Peut-être que l’affaire Bettencourt (la vraie) exprime les fantasmes liés aux représentations de la richesse, mais la dramaturgie de Vinaver et de Schiaretti dans Bettencourt Boulevard dépouille cette histoire du parfum même du scandale et en fait une fable amère, contre toute idée d’une logique à l’oeuvre ou de largesses qui récompenserait le dévouement et le sacrifice, ils en écartent au contraire la clinquante pitrerie, pour en garder seulement la trace, l’évocation, et faire de cette affaire, non pas une simple caricature ou un simple exposé d’agissements, mais la révélation tout entière de ce que le politique, en tant qu’il n’existe que par cette haute finance, n’est que veulerie et opportunisme.

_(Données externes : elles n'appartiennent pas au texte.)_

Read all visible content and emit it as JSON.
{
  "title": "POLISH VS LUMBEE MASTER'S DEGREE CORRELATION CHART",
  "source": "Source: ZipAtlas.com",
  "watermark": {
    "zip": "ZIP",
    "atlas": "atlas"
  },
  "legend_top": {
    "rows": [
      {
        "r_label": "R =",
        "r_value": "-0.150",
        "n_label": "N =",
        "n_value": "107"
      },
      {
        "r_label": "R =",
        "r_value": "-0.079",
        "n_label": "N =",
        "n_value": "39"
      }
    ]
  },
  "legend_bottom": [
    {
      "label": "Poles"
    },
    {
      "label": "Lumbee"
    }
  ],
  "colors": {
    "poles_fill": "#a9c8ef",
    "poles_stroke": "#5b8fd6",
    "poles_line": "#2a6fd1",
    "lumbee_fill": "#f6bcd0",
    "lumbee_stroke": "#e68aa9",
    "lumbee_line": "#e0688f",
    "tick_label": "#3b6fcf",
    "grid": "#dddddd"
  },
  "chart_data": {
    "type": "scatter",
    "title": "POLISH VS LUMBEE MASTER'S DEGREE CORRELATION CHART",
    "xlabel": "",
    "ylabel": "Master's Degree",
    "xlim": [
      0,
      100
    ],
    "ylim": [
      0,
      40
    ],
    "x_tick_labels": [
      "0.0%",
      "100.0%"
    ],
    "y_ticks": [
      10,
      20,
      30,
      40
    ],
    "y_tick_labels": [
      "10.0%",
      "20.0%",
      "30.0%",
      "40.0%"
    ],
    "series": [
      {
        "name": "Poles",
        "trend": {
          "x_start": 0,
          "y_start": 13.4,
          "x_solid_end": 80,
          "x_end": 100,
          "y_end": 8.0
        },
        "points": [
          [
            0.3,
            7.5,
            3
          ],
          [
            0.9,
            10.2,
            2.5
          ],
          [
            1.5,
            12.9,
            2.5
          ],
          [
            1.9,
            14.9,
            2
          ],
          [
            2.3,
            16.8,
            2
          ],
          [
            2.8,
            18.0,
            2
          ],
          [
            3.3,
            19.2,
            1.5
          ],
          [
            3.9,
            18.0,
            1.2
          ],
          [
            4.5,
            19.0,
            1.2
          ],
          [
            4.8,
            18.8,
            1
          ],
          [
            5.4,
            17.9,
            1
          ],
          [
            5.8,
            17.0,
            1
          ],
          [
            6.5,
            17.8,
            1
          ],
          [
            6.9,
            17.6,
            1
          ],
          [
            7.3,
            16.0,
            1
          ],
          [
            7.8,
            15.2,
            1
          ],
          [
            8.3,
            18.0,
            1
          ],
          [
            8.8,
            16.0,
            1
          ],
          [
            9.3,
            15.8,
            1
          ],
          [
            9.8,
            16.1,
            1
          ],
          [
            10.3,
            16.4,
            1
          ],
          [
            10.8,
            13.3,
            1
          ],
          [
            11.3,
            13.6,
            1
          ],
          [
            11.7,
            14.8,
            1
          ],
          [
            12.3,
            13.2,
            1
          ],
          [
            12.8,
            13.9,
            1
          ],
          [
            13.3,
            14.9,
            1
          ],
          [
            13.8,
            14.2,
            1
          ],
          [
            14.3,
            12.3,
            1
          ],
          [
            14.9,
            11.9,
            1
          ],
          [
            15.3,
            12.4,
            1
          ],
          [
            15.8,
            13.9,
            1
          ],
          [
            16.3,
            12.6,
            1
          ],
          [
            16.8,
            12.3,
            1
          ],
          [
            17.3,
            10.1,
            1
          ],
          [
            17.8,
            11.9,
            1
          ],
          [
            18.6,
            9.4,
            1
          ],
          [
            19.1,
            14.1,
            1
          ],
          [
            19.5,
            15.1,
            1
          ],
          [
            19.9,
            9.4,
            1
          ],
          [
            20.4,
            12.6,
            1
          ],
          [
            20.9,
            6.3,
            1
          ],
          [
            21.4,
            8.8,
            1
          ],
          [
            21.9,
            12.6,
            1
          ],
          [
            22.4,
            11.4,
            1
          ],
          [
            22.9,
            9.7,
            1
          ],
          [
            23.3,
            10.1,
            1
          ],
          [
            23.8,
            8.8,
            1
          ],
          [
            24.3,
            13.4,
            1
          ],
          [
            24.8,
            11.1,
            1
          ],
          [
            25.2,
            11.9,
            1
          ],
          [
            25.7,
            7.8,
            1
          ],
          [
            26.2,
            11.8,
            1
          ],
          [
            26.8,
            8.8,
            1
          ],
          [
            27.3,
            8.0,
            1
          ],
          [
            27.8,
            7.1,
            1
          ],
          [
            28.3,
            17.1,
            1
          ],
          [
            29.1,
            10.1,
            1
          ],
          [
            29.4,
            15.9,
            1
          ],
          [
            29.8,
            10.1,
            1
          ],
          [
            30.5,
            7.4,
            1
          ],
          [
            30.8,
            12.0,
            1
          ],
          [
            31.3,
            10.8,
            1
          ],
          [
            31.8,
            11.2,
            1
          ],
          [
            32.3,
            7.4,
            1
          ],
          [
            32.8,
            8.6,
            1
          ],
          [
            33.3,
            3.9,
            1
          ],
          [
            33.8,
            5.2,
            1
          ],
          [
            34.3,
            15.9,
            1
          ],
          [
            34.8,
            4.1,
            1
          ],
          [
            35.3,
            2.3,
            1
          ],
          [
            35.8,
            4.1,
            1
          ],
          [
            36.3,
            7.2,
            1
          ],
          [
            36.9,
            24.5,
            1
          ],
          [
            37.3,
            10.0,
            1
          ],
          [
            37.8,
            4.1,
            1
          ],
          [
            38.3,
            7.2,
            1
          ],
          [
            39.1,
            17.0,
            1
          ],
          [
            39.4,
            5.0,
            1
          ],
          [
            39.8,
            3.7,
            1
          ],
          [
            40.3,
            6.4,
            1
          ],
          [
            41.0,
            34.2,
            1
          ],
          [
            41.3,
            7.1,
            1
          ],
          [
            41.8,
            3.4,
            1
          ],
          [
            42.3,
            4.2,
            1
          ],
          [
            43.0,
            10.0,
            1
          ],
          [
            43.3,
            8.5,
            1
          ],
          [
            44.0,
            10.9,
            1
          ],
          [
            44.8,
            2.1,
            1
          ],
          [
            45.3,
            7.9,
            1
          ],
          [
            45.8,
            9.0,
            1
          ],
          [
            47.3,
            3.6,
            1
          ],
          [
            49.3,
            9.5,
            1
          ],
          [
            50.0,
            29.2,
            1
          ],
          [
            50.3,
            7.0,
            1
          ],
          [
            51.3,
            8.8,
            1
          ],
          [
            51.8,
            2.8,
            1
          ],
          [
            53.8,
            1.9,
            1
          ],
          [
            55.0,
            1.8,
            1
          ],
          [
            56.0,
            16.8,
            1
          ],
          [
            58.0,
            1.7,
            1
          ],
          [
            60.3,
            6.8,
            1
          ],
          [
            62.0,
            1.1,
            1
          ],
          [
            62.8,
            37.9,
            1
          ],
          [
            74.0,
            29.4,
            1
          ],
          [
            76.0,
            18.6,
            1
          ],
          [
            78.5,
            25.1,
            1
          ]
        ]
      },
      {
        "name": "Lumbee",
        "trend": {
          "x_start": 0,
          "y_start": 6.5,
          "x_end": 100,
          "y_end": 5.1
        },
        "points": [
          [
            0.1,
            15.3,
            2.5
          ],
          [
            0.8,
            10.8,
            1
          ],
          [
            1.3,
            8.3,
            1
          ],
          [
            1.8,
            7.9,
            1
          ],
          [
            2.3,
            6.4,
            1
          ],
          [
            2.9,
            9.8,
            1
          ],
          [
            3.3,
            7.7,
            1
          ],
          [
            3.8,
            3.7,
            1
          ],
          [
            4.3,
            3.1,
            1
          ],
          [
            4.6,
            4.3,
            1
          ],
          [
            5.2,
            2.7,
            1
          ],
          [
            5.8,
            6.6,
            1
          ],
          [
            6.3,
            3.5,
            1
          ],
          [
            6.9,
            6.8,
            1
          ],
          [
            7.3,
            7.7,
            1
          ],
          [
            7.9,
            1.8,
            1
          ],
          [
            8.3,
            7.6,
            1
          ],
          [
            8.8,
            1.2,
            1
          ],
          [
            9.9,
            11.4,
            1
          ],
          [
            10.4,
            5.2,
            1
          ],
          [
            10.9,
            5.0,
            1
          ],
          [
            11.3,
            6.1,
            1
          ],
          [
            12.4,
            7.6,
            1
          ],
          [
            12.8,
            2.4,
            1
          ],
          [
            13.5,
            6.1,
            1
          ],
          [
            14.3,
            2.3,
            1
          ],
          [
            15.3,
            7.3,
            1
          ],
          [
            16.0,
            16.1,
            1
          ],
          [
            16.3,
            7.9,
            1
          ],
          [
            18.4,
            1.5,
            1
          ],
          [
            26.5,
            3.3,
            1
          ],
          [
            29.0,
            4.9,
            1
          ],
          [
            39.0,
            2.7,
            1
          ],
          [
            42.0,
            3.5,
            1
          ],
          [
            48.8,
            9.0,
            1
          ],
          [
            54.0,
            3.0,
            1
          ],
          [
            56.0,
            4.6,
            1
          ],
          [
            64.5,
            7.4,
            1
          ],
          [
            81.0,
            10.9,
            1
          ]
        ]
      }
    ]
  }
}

On pourrait multiplier les qualités dramaturgiques de cette pièce, incarnée avec parcimonie par les comédiens qui néanmoins dans le creux de cette puissante alchimie, parviennent à ne pas se faire totalement écrasés et à garder une quiétude de jeu mais qui n’est peut-être pas assez en écho avec la dramaturgie du texte et qui manque grandement d’ampleur, un simple détail qui n’empêche en rien d’apprécier ce spectacle et le dévoilement de ses sourdes manigances.